New studies show how Apple Watch can help detect COVID-19 prior to symptoms and testing

A couple of new studies highlighted by a CBS News report indicate that smartwatches like the Apple Watch can help detect COVID-19 prior to the onset of symptoms or a positive test. The studies, conducted separately by Mount Sinai Health System in New York and Stanford University in California, are giving experts hope that the Apple Watch can help « play a vital role in stopping the pandemic and other communicable diseases. « .

Research by Mount Sinai found that the Apple Watch is capable of detecting « subtle changes in a person’s heartbeat » up to seven days before the onset of COVID-19 symptoms or a positive test. The study looked at heart rate variability, or the variation in time between beats, and included nearly 300 healthcare workers who wore Apple watches between April 29 and September 29.

This is a commonly used measure of how well a person’s immune system is working, the report explains.

« Our goal was to use tools to identify infections at the time of infection or before people knew they were sick, » said Rob Hirten, assistant professor of medicine at the Icahn School of Medicine at Mount Sinai in New York City. and author of Warrior Watch. study.

« We already knew that heart rate variability markers change as inflammation develops in the body, and Covid is an incredibly inflammatory event, » Hirten told CBS MoneyWatch. « It allows us to predict that people are infected before they know it. »

“Right now, we trust people who say they are sick and not feeling well, but wearing an Apple Watch does not require any active user participation and can identify people who may be asymptomatic. It’s a way to better control infectious diseases, ”Hirten said.

Meanwhile, a separate Stanford study, the results of which were released in November, included activity trackers from Garmin, Fitbit and Apple. The study found that these devices could indicate changes in resting heart rate « up to nine and a half days before the onset of symptoms » in coronavirus-positive patients.

The researchers were able to identify nearly two-thirds of COVID-19 cases four to seven days before symptoms, according to the study.

The team has also created an alarm system that alerts users that their heart rate has risen for an extended period.

« We set the alarm somewhat sensitively so that it goes off every two months or so, » said Stanford University professor Michael Snyder, who led the study. « Regular fluctuations will not trigger the alarm, only significant and sustained changes will. »
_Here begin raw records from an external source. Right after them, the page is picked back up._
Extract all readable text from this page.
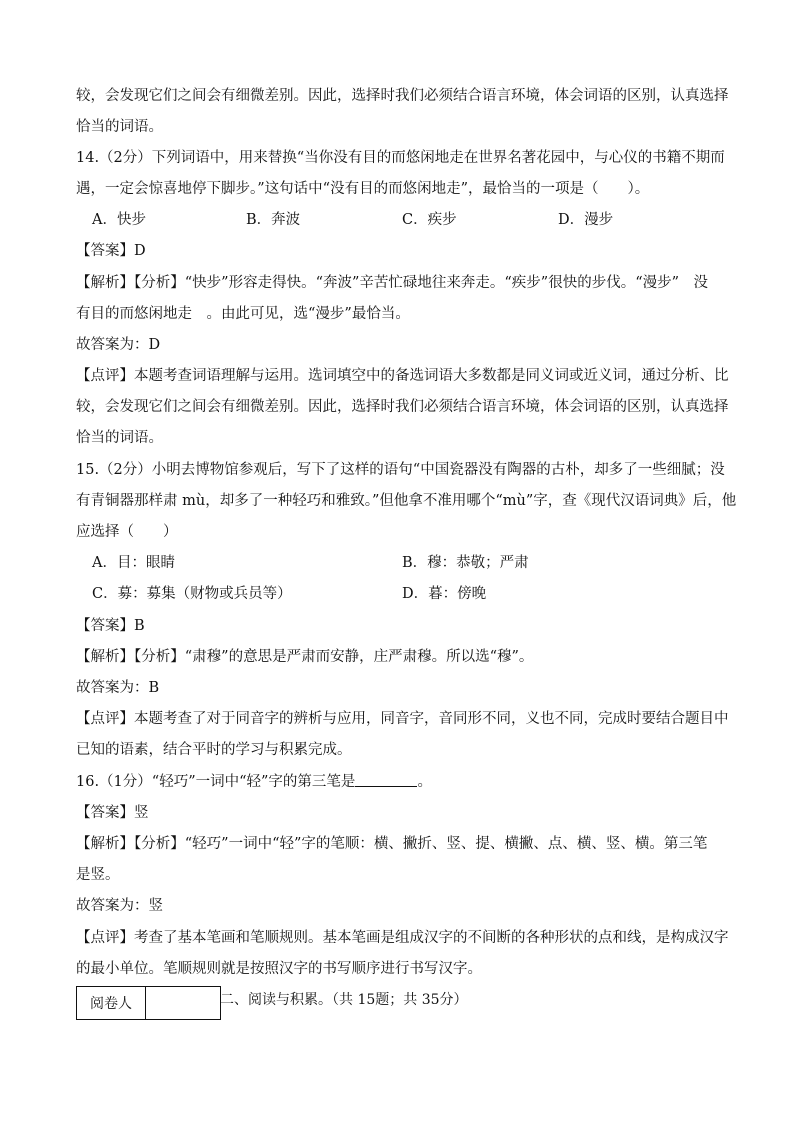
较，会发现它们之间会有细微差别。因此，选择时我们必须结合语言环境，体会词语的区别，认真选择
恰当的词语。
14.（2分）下列词语中，用来替换“当你没有目的而悠闲地走在世界名著花园中，与心仪的书籍不期而
遇，一定会惊喜地停下脚步。”这句话中“没有目的而悠闲地走”，最恰当的一项是（　　）。
A．快步	B．奔波	C．疾步	D．漫步
【答案】D
【解析】【分析】“快步”形容走得快。“奔波”辛苦忙碌地往来奔走。“疾步”很快的步伐。“漫步”　没
有目的而悠闲地走　。由此可见，选“漫步”最恰当。
故答案为：D
【点评】本题考查词语理解与运用。选词填空中的备选词语大多数都是同义词或近义词，通过分析、比
较，会发现它们之间会有细微差别。因此，选择时我们必须结合语言环境，体会词语的区别，认真选择
恰当的词语。
15.（2分）小明去博物馆参观后，写下了这样的语句“中国瓷器没有陶器的古朴，却多了一些细腻；没
有青铜器那样肃 mù，却多了一种轻巧和雅致。”但他拿不准用哪个“mù”字，查《现代汉语词典》后，他
应选择（　　）
A．目：眼睛	B．穆：恭敬；严肃
C．募：募集（财物或兵员等）	D．暮：傍晚
【答案】B
【解析】【分析】“肃穆”的意思是严肃而安静，庄严肃穆。所以选“穆”。
故答案为：B
【点评】本题考查了对于同音字的辨析与应用，同音字，音同形不同，义也不同，完成时要结合题目中
已知的语素，结合平时的学习与积累完成。
16.（1分）“轻巧”一词中“轻”字的第三笔是	。
【答案】竖
【解析】【分析】“轻巧”一词中“轻”字的笔顺：横、撇折、竖、提、横撇、点、横、竖、横。第三笔
是竖。
故答案为：竖
【点评】考查了基本笔画和笔顺规则。基本笔画是组成汉字的不间断的各种形状的点和线，是构成汉字
的最小单位。笔顺规则就是按照汉字的书写顺序进行书写汉字。
阅卷人		二、阅读与积累。（共 15题；共 35分）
« It’s a big problem because it alerts people not to go out and meet people, » he added. When Snyder’s alarm sounded recently, for example, he canceled an in-person meeting in case it could be contagious.

Snyder went on to explain that this type of technology can help compensate for flaws in testing strategies. « The problem is, you can’t do [tests] on people all the time, whereas these devices measure you 24 hours a day, 7 days a week, » he explained.

Apple did not fund or participate in any of these studies, unlike other smartwatch and wearable companies that have commissioned similar studies, such as Oura Health and Whoop.

The Centers for Disease Control and Prevention released a model last week that indicates how the Apple Watch and other smartwatches can help slow the spread of COVID-19 by asymptomatic carriers.